Abstract:Ridesplitting, which is a form of pooled ridesourcing service, has great potential to alleviate the negative impacts of ridesourcing on the environment. However, most existing studies only explored its theoretical environmental benefits based on optimization models and simulations. To put into practice, this study aims to reveal the real-world emission reduction of ridesplitting and its determinants based on the observed data of ridesourcing in Chengdu, China. Integrating the trip data with the COPERT model, this study calculates the CO2 emissions of shared rides (ridesplitting) and their substituted single rides (regular ridesourcing) to estimate the CO2 emission reduction of each ridesplitting trip. The results show that not all ridesplitting trips reduce emissions from ridesourcing in the real world.
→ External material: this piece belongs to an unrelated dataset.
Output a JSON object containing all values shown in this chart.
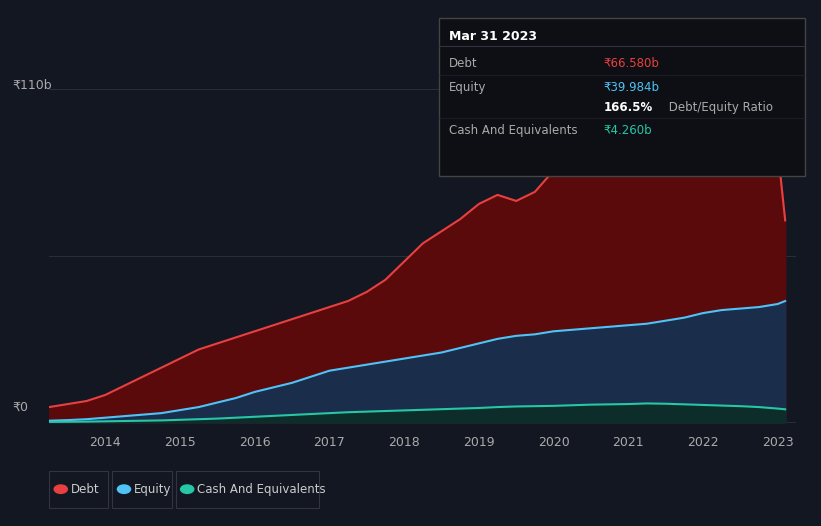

The CO2 emission reduction rate of ridesplitting varies from trip to trip, averaging at 43.15g/km. Then, the interpretable machine learning models, gradient boosting machines, are applied to explore the relationship between the CO2 emission reduction rate of ridesplitting and its determinants. Based on the SHapley Additive exPlanations method, the overlap rate and detour rate of shared rides are identified to be the most important factors that determine the CO2 emission reduction rate of ridesplitting. Increasing the overlap rate, the number of shared rides, average speed, and ride distance ratio and decreasing the detour rate, actual trip distance, ride distance gap can increase the CO2 emission reduction rate of ridesplitting. In addition, nonlinear effects and interactions of several key factors are examined through the partial dependence plots. This study provides a scientific method for the government and ridesourcing companies to better assess and optimize the environmental benefits of ridesplitting.